Fig. 1 Microfluidic screening chip system (a) the whole structure of the microfluidic chip (b) trapping of the positive peptide beads (c) SEM image of the micro well array (d) A SEM picture of the microwell array with peptide beads trapping on the microfluidic chip (e) enlarged image of the microwell array with beads. (f) The conductive gold layer on the microfluidic chip.

Scheme 1 Principle of the screening process (a) the positive peptide beads will be surrounded by the magnetic beads through the interaction bridge of peptide–APN–biotin–streptavidin while native beads will remain naked. (b) The overview of chip system for beads trapping, sorting, and high-throughput in situ single bead sequencing.

The integrated microfluidic chip was made of silicon and fabricated by conventional soft lithography techniques (Fig. 1a and Scheme S1 in ESI†).³⁰ It consist of peptide beads sorting channels and the single bead trapping array. To evaluate the effectiveness of this system, proof-of principle experiments were performed. An OBOC library was constructed on the Tentagel beads¹² (30 μm) using Fmoc peptide synthesis strategy³¹ with the known ligand HA towards the protein AHA³² (Scheme S2†). The sequence is YPXXXXXXX with X standing for Y, P, D, V and A randomly so that the capacity of the peptide library was 7 × 10⁴ (5⁷). The redundancy of library was six and there are 10⁵ candidate peptide beads. The target protein AHA was labeled with biotin and the positive beads were given magnetic signal through the bridge of peptide–protein–biotin–streptavidin-magnetic beads.²⁸

In the peptide beads sorting process, the mixture of the peptides beads and magnetic beads was introduced from the inlet, the magnet was set along the channel in the upstream. A sheath flow configuration was used downstream. When the two fluids in the two sheath flow channels differ enough, a “wall” of fluid emerges so that the beads can be directed in different directions. Several flow rates were tested and 60 μL min⁻¹ was found to be the optimized flow rate (Fig. S1a and b†), which is accordance with our simulations (Fig. S1c†). When the positive beads were trapped (Fig. 1b), the sheath flow rate A was set as 10 μL min⁻¹ and the sheath flow rate B was set as 60 μL min⁻¹ so that the negative beads exit through negative outlet. When the two flow rates were switched, the positive beads would flow downstream and get trapped in the microwells.

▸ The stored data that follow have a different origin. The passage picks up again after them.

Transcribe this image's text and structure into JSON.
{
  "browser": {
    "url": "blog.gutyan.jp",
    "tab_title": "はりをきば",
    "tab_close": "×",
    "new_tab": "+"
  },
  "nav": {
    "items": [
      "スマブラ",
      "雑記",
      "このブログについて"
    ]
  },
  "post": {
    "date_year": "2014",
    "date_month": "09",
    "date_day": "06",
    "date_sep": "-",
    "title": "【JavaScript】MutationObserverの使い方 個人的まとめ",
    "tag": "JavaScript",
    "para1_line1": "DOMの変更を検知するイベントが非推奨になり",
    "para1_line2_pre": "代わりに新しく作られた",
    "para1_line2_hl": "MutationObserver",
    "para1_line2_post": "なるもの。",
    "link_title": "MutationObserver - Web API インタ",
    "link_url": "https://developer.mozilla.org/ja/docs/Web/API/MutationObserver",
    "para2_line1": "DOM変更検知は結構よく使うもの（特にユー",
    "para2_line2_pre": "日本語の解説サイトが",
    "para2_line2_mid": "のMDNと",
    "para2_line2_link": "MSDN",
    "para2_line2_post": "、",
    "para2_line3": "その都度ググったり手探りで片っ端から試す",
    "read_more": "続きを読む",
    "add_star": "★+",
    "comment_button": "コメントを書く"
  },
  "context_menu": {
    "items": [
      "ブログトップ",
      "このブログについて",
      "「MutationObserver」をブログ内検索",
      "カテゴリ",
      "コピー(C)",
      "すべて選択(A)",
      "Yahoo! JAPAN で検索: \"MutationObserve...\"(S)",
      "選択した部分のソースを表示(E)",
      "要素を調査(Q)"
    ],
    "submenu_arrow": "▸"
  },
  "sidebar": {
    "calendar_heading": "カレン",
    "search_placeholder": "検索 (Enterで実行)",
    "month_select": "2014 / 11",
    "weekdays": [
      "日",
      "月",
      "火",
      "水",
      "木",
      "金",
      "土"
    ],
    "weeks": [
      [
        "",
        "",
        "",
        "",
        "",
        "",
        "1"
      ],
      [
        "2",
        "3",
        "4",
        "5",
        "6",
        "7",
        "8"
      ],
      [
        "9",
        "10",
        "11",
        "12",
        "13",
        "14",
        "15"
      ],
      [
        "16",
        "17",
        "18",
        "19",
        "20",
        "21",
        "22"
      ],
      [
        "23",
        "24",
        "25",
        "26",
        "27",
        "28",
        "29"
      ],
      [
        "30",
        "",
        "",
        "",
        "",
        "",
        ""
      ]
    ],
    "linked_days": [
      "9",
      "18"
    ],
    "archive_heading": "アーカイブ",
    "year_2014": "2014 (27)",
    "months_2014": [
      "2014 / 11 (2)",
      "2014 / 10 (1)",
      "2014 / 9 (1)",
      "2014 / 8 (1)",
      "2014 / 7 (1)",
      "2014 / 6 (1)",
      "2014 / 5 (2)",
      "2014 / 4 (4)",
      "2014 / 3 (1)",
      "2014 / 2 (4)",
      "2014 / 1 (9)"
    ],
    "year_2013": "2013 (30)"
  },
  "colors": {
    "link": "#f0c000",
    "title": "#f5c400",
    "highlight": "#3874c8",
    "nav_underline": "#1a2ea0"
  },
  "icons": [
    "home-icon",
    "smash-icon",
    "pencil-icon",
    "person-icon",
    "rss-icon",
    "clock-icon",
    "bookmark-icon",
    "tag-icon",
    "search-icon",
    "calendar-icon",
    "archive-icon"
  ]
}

The positive beads were trapped in the microwell array in the downstream. Each microwell was a cube shape of 40 μm (L) × 40 μm (W) × 45 μm (D), which is a suitable size to trap individual peptide beads in a one-well-one-bead manner (Fig. 1c). To prevent the loss of positive beads, microwell dimensions had to be optimized (Fig. S2†). The microwell array was utilized for in situ MALDI-TOF-MS detection (Fig. 1c–e). A photo cleavable linker, ANP (3-amino-3-(2-nitrophenyl) propionic acid), was designed for in situ cleavage of the peptides from the beads by the laser equipped in MS instrument. The microfluidic chip was inserted into a modified MALDI target for in situ single bead analysis. To provide the necessary conductivity for ionization, a gold layer of 300 μm thickness was sputtered on the surface (Fig. 1f). External calibration wells with the same 3D dimension were designed and fabricated in the adjacent positions. In our procedure, the trapping rate of the mircowell is up to 70% and the in situ MS sequencing was achieved.

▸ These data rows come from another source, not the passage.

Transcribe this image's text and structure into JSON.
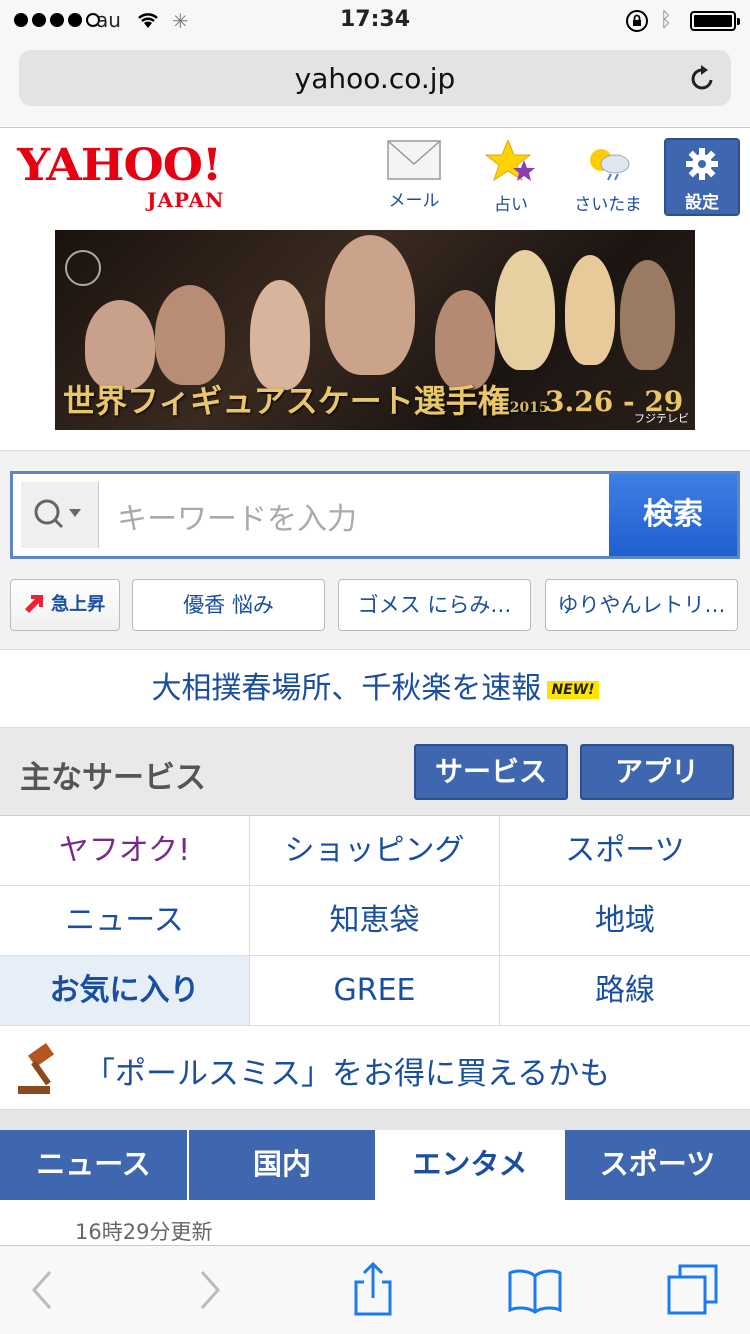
{
  "status": {
    "carrier": "au",
    "time": "17:34"
  },
  "browser": {
    "url": "yahoo.co.jp"
  },
  "header": {
    "logo_main": "YAHOO!",
    "logo_sub": "JAPAN",
    "mail_label": "メール",
    "fortune_label": "占い",
    "weather_label": "さいたま",
    "settings_label": "設定"
  },
  "banner": {
    "title": "世界フィギュアスケート選手権",
    "year": "2015",
    "dates": "3.26 - 29",
    "channel": "フジテレビ"
  },
  "search": {
    "placeholder": "キーワードを入力",
    "button": "検索",
    "trends": [
      "急上昇",
      "優香 悩み",
      "ゴメス にらみ…",
      "ゆりやんレトリ…"
    ]
  },
  "headline": {
    "text": "大相撲春場所、千秋楽を速報",
    "badge": "NEW!"
  },
  "services": {
    "title": "主なサービス",
    "btn_services": "サービス",
    "btn_apps": "アプリ",
    "grid": [
      "ヤフオク!",
      "ショッピング",
      "スポーツ",
      "ニュース",
      "知恵袋",
      "地域",
      "お気に入り",
      "GREE",
      "路線"
    ]
  },
  "ad": {
    "text": "「ポールスミス」をお得に買えるかも"
  },
  "tabs": [
    "ニュース",
    "国内",
    "エンタメ",
    "スポーツ"
  ],
  "updated": "16時29分更新",
  "colors": {
    "brand_red": "#e60012",
    "nav_blue": "#3f67b0",
    "link_blue": "#1a4fa0",
    "search_blue": "#2a6bd9"
  }
}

We obtained more than 400 sequences and 10 of them have hit at the highest frequency which are aligned as shown in Fig. 2a. Using the software ClustalX2,³³ conserved sequences were determined which is in accordance with the wild type ligand HA with the sequence of YPYDVPDYA (Fig. 2b). It suggested the motif with the highest affinity (Fig. 2c, K_D = 7.12 × 10⁻⁹ calculated by Surface Plasmon Resonance image (SPRi) detection) towards target protein AHA could be screened out efficiently. It is also notable for this high-throughput screening system that promising sequences could be identified quickly by sequence alignment.

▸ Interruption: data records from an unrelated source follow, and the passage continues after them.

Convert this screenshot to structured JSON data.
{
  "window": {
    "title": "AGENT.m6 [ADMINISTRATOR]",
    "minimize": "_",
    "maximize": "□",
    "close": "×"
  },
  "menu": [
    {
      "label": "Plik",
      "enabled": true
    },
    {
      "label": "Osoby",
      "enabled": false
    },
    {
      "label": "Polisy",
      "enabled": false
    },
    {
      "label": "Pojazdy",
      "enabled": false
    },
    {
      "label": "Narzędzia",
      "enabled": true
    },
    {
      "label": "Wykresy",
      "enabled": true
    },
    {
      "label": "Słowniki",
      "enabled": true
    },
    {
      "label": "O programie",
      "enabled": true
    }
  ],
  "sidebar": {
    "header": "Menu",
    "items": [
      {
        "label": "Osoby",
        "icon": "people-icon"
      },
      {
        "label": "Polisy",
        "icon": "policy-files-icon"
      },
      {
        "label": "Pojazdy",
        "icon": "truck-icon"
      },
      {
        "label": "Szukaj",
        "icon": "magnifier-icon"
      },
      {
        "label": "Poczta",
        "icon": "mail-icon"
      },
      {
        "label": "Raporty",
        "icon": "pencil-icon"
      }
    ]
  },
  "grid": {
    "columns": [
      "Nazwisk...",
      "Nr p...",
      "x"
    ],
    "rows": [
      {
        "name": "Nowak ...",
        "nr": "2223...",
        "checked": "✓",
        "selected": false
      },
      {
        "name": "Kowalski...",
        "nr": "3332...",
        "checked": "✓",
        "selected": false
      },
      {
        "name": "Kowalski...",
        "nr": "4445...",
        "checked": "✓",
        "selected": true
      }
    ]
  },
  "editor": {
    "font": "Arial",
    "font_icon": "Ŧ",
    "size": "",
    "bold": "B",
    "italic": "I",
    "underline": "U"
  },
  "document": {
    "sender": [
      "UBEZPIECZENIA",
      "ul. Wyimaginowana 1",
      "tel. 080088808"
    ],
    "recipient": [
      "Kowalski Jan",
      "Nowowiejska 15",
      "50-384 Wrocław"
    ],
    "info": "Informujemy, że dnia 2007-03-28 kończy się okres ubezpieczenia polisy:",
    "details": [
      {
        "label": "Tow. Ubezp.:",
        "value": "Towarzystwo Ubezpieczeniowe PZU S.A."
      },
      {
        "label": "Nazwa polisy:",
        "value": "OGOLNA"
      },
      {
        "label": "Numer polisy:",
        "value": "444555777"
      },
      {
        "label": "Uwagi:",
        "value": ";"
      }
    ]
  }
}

Fig. 2 (a) Alignment of positive sequences toward AHA using the ClustalX2 multiple alignment tool. Conserved motifs are highlighted. (b) The conserved sequence is the wild type HA (c) the conserved sequence shows high affinity towards target protein AHA.

Speed, throughput, and efficiency is important in OBOC peptide screening. With the automated and integrated microfluidic chip system, a peptide library screened with 10⁵ beads could be processed within 4 hours up to 4 × 10⁴ high density microwell array for positive beads displaying and in situ MALDI-TOF-MS sequencing was achieved.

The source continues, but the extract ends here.